When I notice a minor typo in an email I’ve just sent, I have to continually tell myself to let it go. When I find a typo in a social media post, I immediately edit it. These things don’t really matter, but I still want to get them right. I think about these small mistakes longer than I should, and I chastise myself for not checking twice. However, these digital mistakes pale in comparison to my quest for perfection when publishing a new book.
When organizing a new book, I agonize over every space and every font. I want the pages and words to be perfect, so that errors do not distract from what I am trying to say. I feel physical pain when I’ve fallen short of that goal, but I also feel euphoric when I feel like I’ve gotten it right. I’ll be the first to say that this is all insanity, but I delight in things don’t right, so I’ve had to accept this quirk about myself.
Recently, when working on publishing my third book, Get Free, I’ve dealt with more crushing moments of imperfection than I thought possible. (And anxiety when making changes, hoping that something else is not accidentally broken.) I thought the process of putting together this book would take one week…or three weeks at most.

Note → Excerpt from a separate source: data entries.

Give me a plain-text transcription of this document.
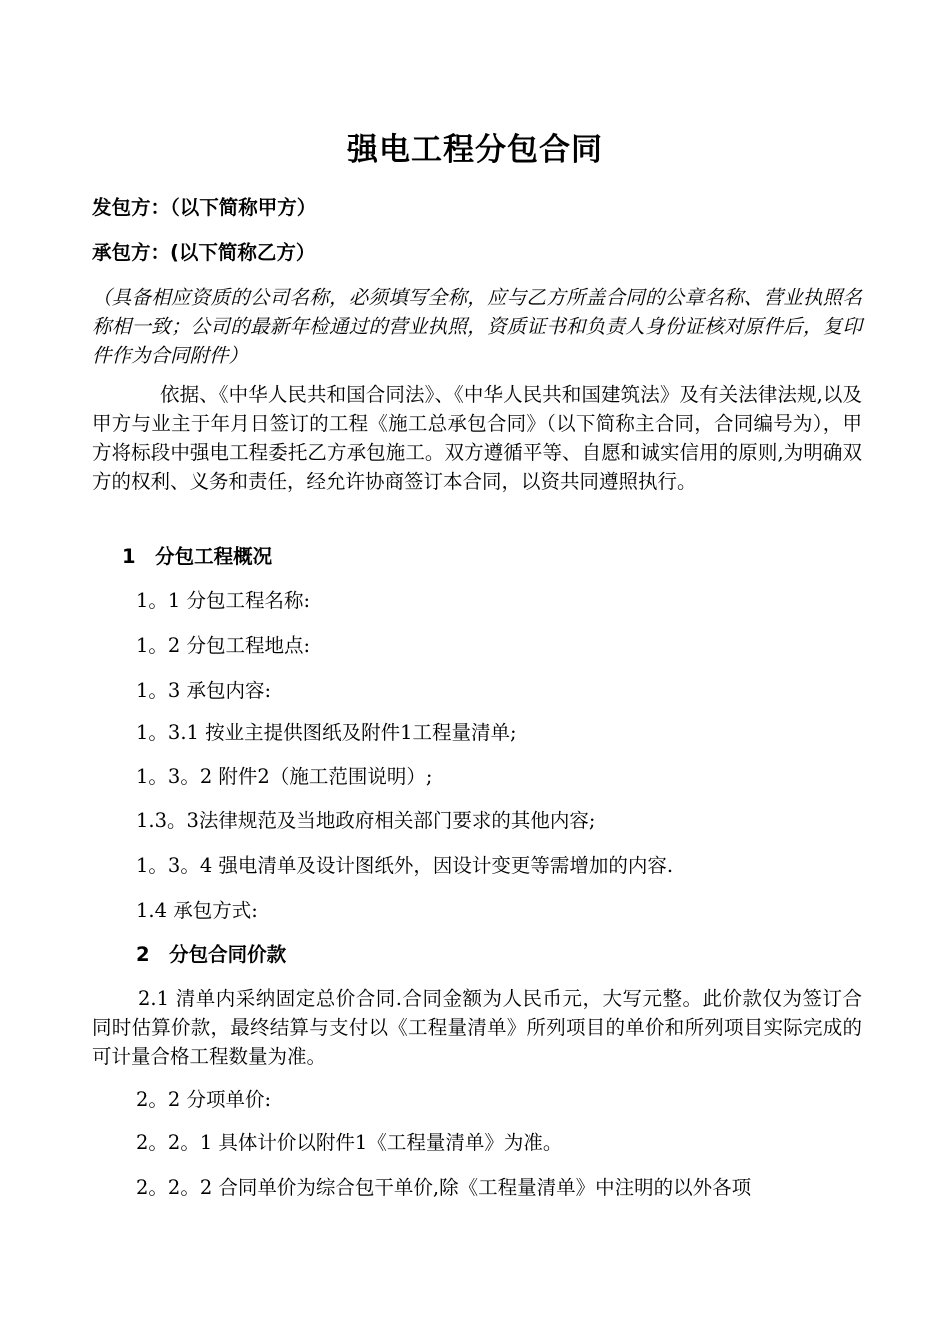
强电工程分包合同
发包方：（以下简称甲方）
承包方：(以下简称乙方）
（具备相应资质的公司名称，必须填写全称，应与乙方所盖合同的公章名称、营业执照名称相一致；公司的最新年检通过的营业执照，资质证书和负责人身份证核对原件后，复印件作为合同附件）
依据、《中华人民共和国合同法》、《中华人民共和国建筑法》及有关法律法规,以及甲方与业主于年月日签订的工程《施工总承包合同》（以下简称主合同，合同编号为），甲方将标段中强电工程委托乙方承包施工。双方遵循平等、自愿和诚实信用的原则,为明确双方的权利、义务和责任，经允许协商签订本合同，以资共同遵照执行。
1　分包工程概况
1。1 分包工程名称:
1。2 分包工程地点:
1。3 承包内容:
1。3.1 按业主提供图纸及附件1工程量清单;
1。3。2 附件2（施工范围说明）;
1.3。3法律规范及当地政府相关部门要求的其他内容;
1。3。4 强电清单及设计图纸外，因设计变更等需增加的内容.
1.4 承包方式:
2　分包合同价款
2.1 清单内采纳固定总价合同.合同金额为人民币元，大写元整。此价款仅为签订合同时估算价款，最终结算与支付以《工程量清单》所列项目的单价和所列项目实际完成的可计量合格工程数量为准。
2。2 分项单价:
2。2。1 具体计价以附件1《工程量清单》为准。
2。2。2 合同单价为综合包干单价,除《工程量清单》中注明的以外各项
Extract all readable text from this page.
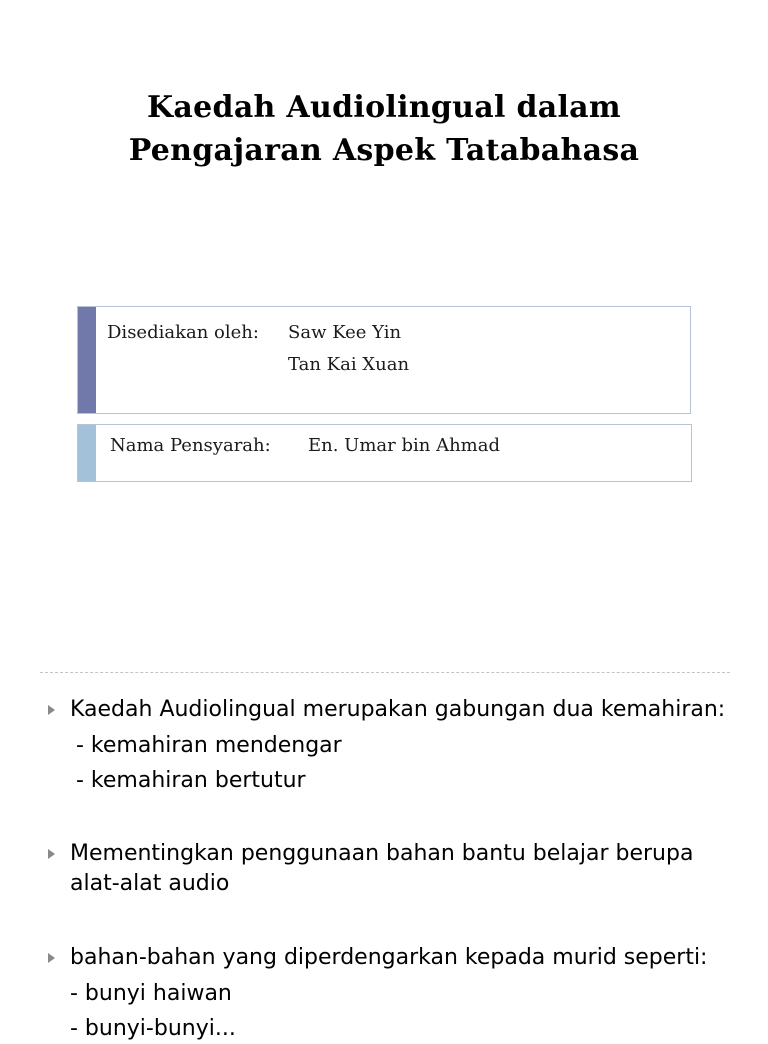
Kaedah Audiolingual dalam
Pengajaran Aspek Tatabahasa
Disediakan oleh: Saw Kee Yin
Tan Kai Xuan
Nama Pensyarah: En. Umar bin Ahmad
Kaedah Audiolingual merupakan gabungan dua kemahiran:
- kemahiran mendengar
- kemahiran bertutur
Mementingkan penggunaan bahan bantu belajar berupa
alat-alat audio
bahan-bahan yang diperdengarkan kepada murid seperti:
- bunyi haiwan
- bunyi-bunyi...
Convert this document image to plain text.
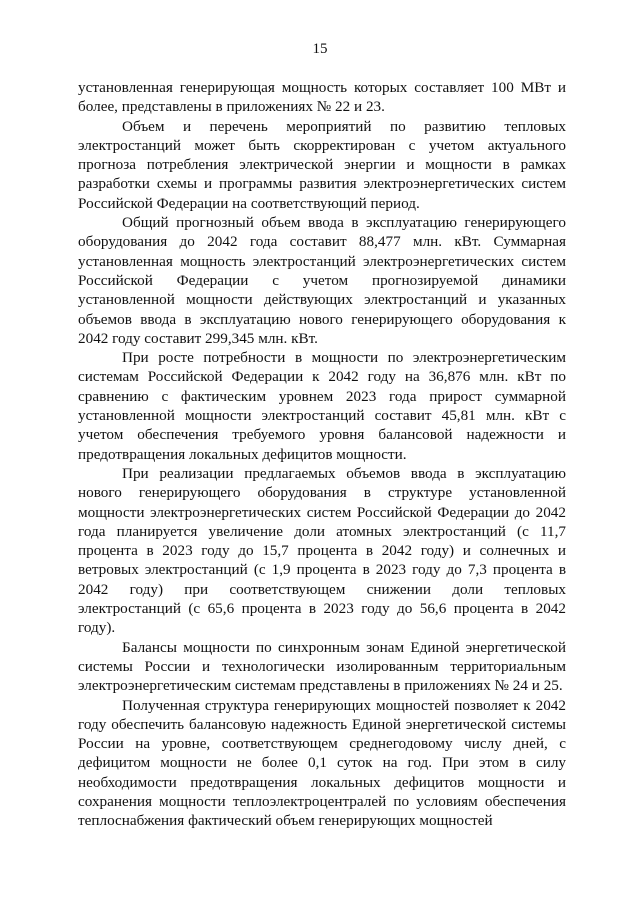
15

установленная генерирующая мощность которых составляет 100 МВт и более, представлены в приложениях № 22 и 23.

Объем и перечень мероприятий по развитию тепловых электростанций может быть скорректирован с учетом актуального прогноза потребления электрической энергии и мощности в рамках разработки схемы и программы развития электроэнергетических систем Российской Федерации на соответствующий период.

Общий прогнозный объем ввода в эксплуатацию генерирующего оборудования до 2042 года составит 88,477 млн. кВт. Суммарная установленная мощность электростанций электроэнергетических систем Российской Федерации с учетом прогнозируемой динамики установленной мощности действующих электростанций и указанных объемов ввода в эксплуатацию нового генерирующего оборудования к 2042 году составит 299,345 млн. кВт.

При росте потребности в мощности по электроэнергетическим системам Российской Федерации к 2042 году на 36,876 млн. кВт по сравнению с фактическим уровнем 2023 года прирост суммарной установленной мощности электростанций составит 45,81 млн. кВт с учетом обеспечения требуемого уровня балансовой надежности и предотвращения локальных дефицитов мощности.

При реализации предлагаемых объемов ввода в эксплуатацию нового генерирующего оборудования в структуре установленной мощности электроэнергетических систем Российской Федерации до 2042 года планируется увеличение доли атомных электростанций (с 11,7 процента в 2023 году до 15,7 процента в 2042 году) и солнечных и ветровых электростанций (с 1,9 процента в 2023 году до 7,3 процента в 2042 году) при соответствующем снижении доли тепловых электростанций (с 65,6 процента в 2023 году до 56,6 процента в 2042 году).

Балансы мощности по синхронным зонам Единой энергетической системы России и технологически изолированным территориальным электроэнергетическим системам представлены в приложениях № 24 и 25.

Полученная структура генерирующих мощностей позволяет к 2042 году обеспечить балансовую надежность Единой энергетической системы России на уровне, соответствующем среднегодовому числу дней, с дефицитом мощности не более 0,1 суток на год. При этом в силу необходимости предотвращения локальных дефицитов мощности и сохранения мощности теплоэлектроцентралей по условиям обеспечения теплоснабжения фактический объем генерирующих мощностей
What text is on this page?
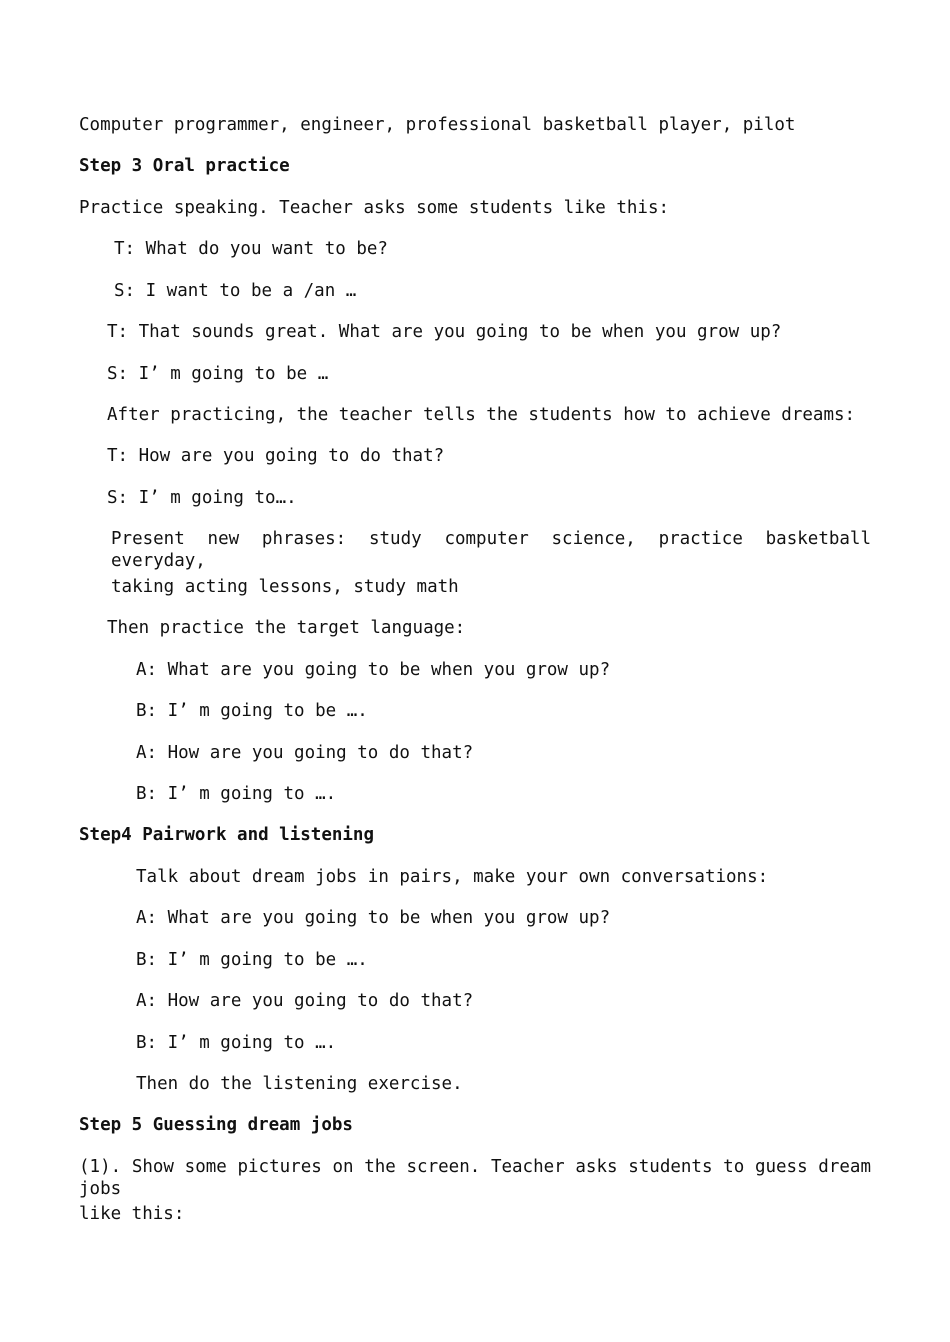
Computer programmer, engineer, professional basketball player, pilot
Step 3 Oral practice
Practice speaking. Teacher asks some students like this:
T: What do you want to be?
S: I want to be a /an …
T: That sounds great. What are you going to be when you grow up?
S: I’ m going to be …
After practicing, the teacher tells the students how to achieve dreams:
T: How are you going to do that?
S: I’ m going to….
Present new phrases: study computer science, practice basketball everyday,
taking acting lessons, study math
Then practice the target language:
A: What are you going to be when you grow up?
B: I’ m going to be ….
A: How are you going to do that?
B: I’ m going to ….
Step4 Pairwork and listening
Talk about dream jobs in pairs, make your own conversations:
A: What are you going to be when you grow up?
B: I’ m going to be ….
A: How are you going to do that?
B: I’ m going to ….
Then do the listening exercise.
Step 5 Guessing dream jobs
(1). Show some pictures on the screen. Teacher asks students to guess dream jobs
like this:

Instead, it’s taken almost three months and I hate to admit that I’m still tweaking pages! (I’ve just made some formatting changes and promised myself this would be the end of it…I just hope I keep to that goal!)
In this moment, I can say that perfection feels like an addiction–just a little more change and it will be okay. But I know deep within that there has to be a stopping point to the process of endless changes to move forward. Thankfully, I’ve experienced this with my previous two books, so I know that I can do it. Those books were designed to be more artistic…with centered text and lots of empty space, so there was less to worry about with margins and paragraphs. (Even still, I was crazy about spacing and centering then haha) Get Free brings unique challenges because it is more of a traditional book, with paragraphs, chapters, and a table of contents. I also made the late choice to change the font of the book, which resulted in some additional challenges within spacing/format in InDesign (software I used to layout the book).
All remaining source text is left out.